Tuesday, May 24, 2005

Hatch's Hypocrisy

If you've been listening to the Republican Senate leadership for the past few months, you've by now gotten the message that every presidential judicial nominee has a fundamental right to an "up or down" vote before the full Senate.

And if you listened to a brief interview Thursday with Senator Orrin Hatch on NPR's All Things Considered, you'd have had to be pretty dense to not pick up on an important qualifier to this fundamental right. That's because Hatch laid it out four times in a four minute interview:

  • "What's wrong with having majority supported, bipartisan majority supported people, who come to the floor having a vote up and down? And I think both parties should be bound that once a person reaches the floor they get a vote up and down."
  • "I think we should bind both Democrats and Republicans that presidential nominees for the judiciary deserve an up and down vote once they reach the floor."
  • "I believe we ought to have the constitutional option which would bind both Democrats and Republicans to treat judicial nominations and to treat Presidents with respect by having a vote up and down once they reach the floor."
  • "I'd like to have this resolved so that not only Democrats are bound to give a vote once they hit the floor, up and down, but Republicans are bound too."

Through sheer repetition Hatch made painfully explicit a qualifier which has been implicit but mostly omitted from the Republican side of the debate on the fate of judicial nominees. It is this: a nominee's right to an "up or down"vote before the full Senate does not take effect until that nominee reaches the Senate floor. That is, there is no such right until the nominee's disposition has been determined by the Judiciary Committee and, after that, until floor debate on the nominee has commenced.

Hatch should know. He spent about half of his recently-concluded eight year term as the Republican Judiciary Committee chair blocking Bill Clinton's judicial nominees. In all, Republicans blocked dozens of Clinton's nominees (you most often hear numbers from 60 to 70; 65 seems about right). Contrast that with the ten first term Bush nominees blocked by Democrats.

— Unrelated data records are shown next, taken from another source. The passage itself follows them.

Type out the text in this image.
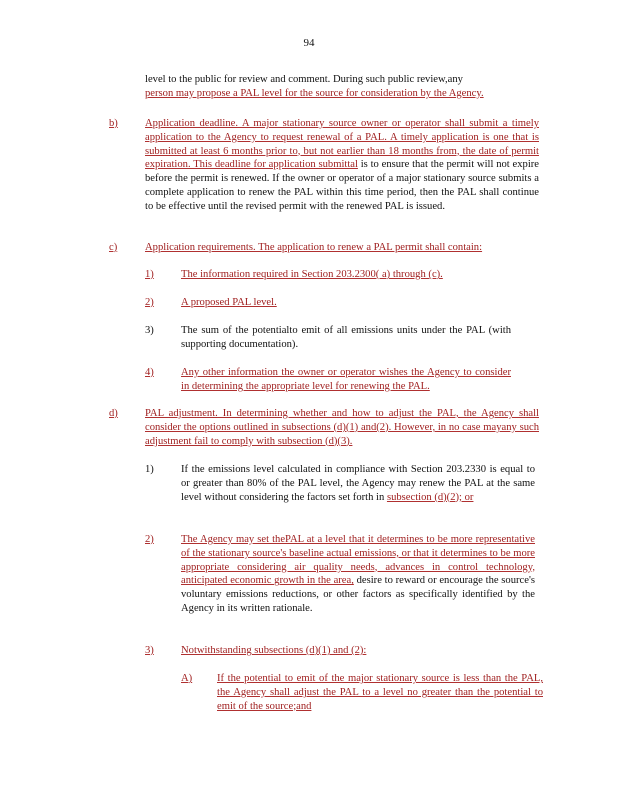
94
level to the public for review and comment. During such public review,any
person may propose a PAL level for the source for consideration by the Agency.
b)	Application deadline. A major stationary source owner or operator shall submit a timely application to the Agency to request renewal of a PAL. A timely application is one that is submitted at least 6 months prior to, but not earlier than 18 months from, the date of permit expiration. This deadline for application submittal is to ensure that the permit will not expire before the permit is renewed. If the owner or operator of a major stationary source submits a complete application to renew the PAL within this time period, then the PAL shall continue to be effective until the revised permit with the renewed PAL is issued.
c)	Application requirements. The application to renew a PAL permit shall contain:
1)	The information required in Section 203.2300( a) through (c).
2)	A proposed PAL level.
3)	The sum of the potentialto emit of all emissions units under the PAL (with supporting documentation).
4)	Any other information the owner or operator wishes the Agency to consider in determining the appropriate level for renewing the PAL.
d)	PAL adjustment. In determining whether and how to adjust the PAL, the Agency shall consider the options outlined in subsections (d)(1) and(2). However, in no case mayany such adjustment fail to comply with subsection (d)(3).
1)	If the emissions level calculated in compliance with Section 203.2330 is equal to or greater than 80% of the PAL level, the Agency may renew the PAL at the same level without considering the factors set forth in subsection (d)(2); or
2)	The Agency may set thePAL at a level that it determines to be more representative of the stationary source's baseline actual emissions, or that it determines to be more appropriate considering air quality needs, advances in control technology, anticipated economic growth in the area, desire to reward or encourage the source's voluntary emissions reductions, or other factors as specifically identified by the Agency in its written rationale.
3)	Notwithstanding subsections (d)(1) and (2):
A) If the potential to emit of the major stationary source is less than the PAL, the Agency shall adjust the PAL to a level no greater than the potential to emit of the source;and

The difference is that Democrats used the Senate rules to filibuster nominees during floor debate, whereas the Clinton nominees never made it out of committee. Hence Hatch's "once they reach the floor" qualifier. Apparently nominee rights, and the respect accorded to them and to the President who nominated them, do have some limits after all.

How did the Republicans manage to stick it to Clinton so many times? With embarrassing ease. The majority party (even if it is a scant majority) controls the Senate calendar and all the committee chairmanships. There are oh-so-many ways to block a judicial nominee when you control the levers of power in the body that must vote. The easiest way, the one most favored by Republicans, is to never get around to scheduling committee hearings in the first place. The nominee just languishes in limbo, never to be heard of or from again. No committee hearings means no committee vote, which means no floor debate, and therefore no "up or down" vote. So much for the Senate's sacred constitutional obligation to advise and consent.

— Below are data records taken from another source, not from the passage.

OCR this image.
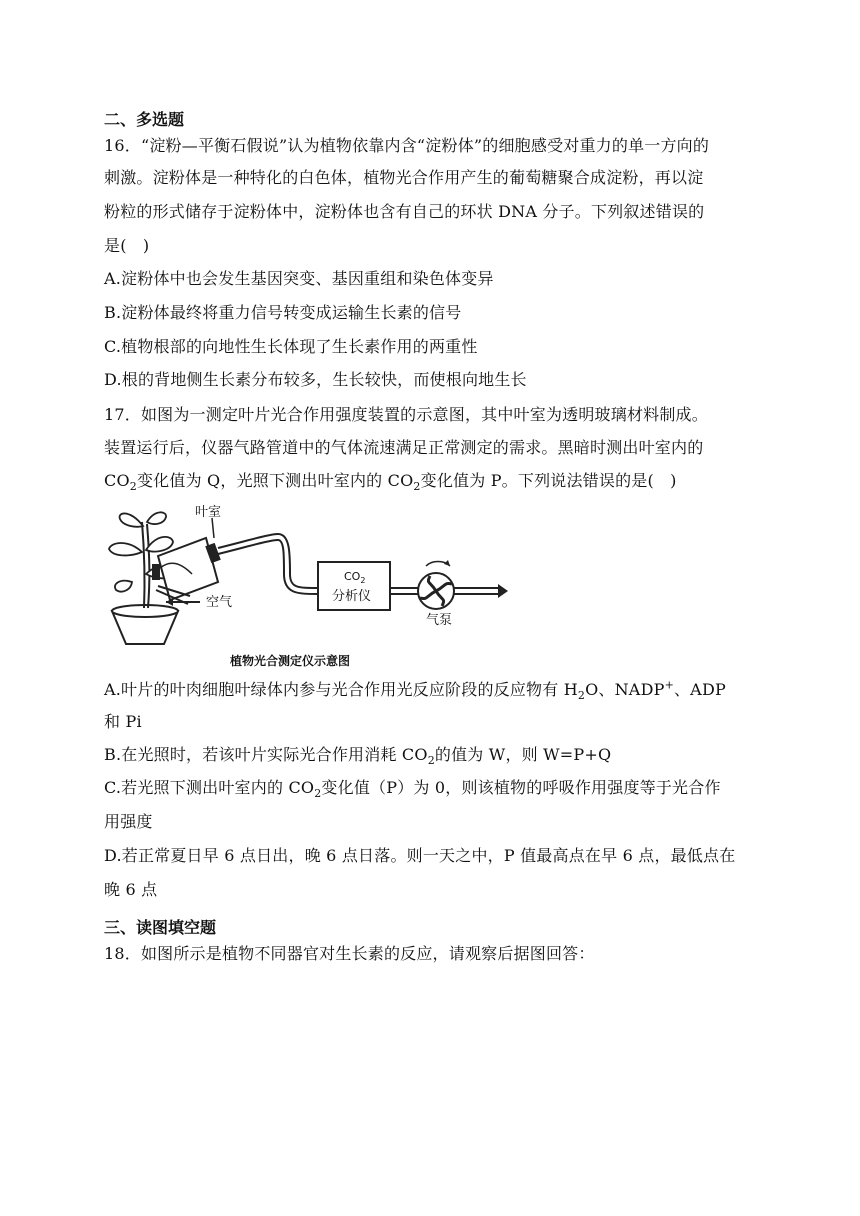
二、多选题
16．“淀粉—平衡石假说”认为植物依靠内含“淀粉体”的细胞感受对重力的单一方向的
刺激。淀粉体是一种特化的白色体，植物光合作用产生的葡萄糖聚合成淀粉，再以淀
粉粒的形式储存于淀粉体中，淀粉体也含有自己的环状 DNA 分子。下列叙述错误的
是(　)
A.淀粉体中也会发生基因突变、基因重组和染色体变异
B.淀粉体最终将重力信号转变成运输生长素的信号
C.植物根部的向地性生长体现了生长素作用的两重性
D.根的背地侧生长素分布较多，生长较快，而使根向地生长
17．如图为一测定叶片光合作用强度装置的示意图，其中叶室为透明玻璃材料制成。
装置运行后，仪器气路管道中的气体流速满足正常测定的需求。黑暗时测出叶室内的
$CO_2$变化值为 Q，光照下测出叶室内的 $CO_2$变化值为 P。下列说法错误的是(　)
空气
叶室
$CO_2$
分析仪
气泵
植物光合测定仪示意图
A.叶片的叶肉细胞叶绿体内参与光合作用光反应阶段的反应物有 $H_2O$、NADP+、ADP
和 Pi
B.在光照时，若该叶片实际光合作用消耗 $CO_2$的值为 W，则 W=P+Q
C.若光照下测出叶室内的 $CO_2$变化值（P）为 0，则该植物的呼吸作用强度等于光合作
用强度
D.若正常夏日早 6 点日出，晚 6 点日落。则一天之中，P 值最高点在早 6 点，最低点在
晚 6 点
三、读图填空题
18．如图所示是植物不同器官对生长素的反应，请观察后据图回答：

In many ways the filibuster is more pure, because it gets the debate out into the open for everybody to see.

Hatch could hardly claim the "up or down" right is absolute, because his own prominent record would indict him as a most outrageous hypocrite. But he's a hypocrite nonetheless, as are all Republicans who whine about Democratic filibusters as if there is something unseemly and ultimately different about that tactic compared to the methods employed by Republicans under Clinton.

Now the Republican leadership would like to remove the right of judicial filibuster from the Senate's rules--a dubious move because they would do it via a back-door maneuver invoking precedent of the Senate instead of through the normal rule change process. That would still leave intact the ways the Republicans previously blocked judicial nominees under Clinton. Despite all their pained and indignant rhetoric about nominee rights, apparently, in the end, that's ok.

(In a late-breaking development as I was finishing up this post, word came of a compromise in the Senate put together by a centrist group of seven Republicans and seven Democrats. The compromise agreement would presumably retain the right of judicial filibuster in principle in return for Democrats not filibustering certain nominees already in the pipeline. Without the votes of those centrist Republicans, the Senate leadership will not be able to push through the no-filibuster rule change--at least for now. The tenuous compromise was not supported by the leadership or, as indicated in the interview, by Orrin Hatch.)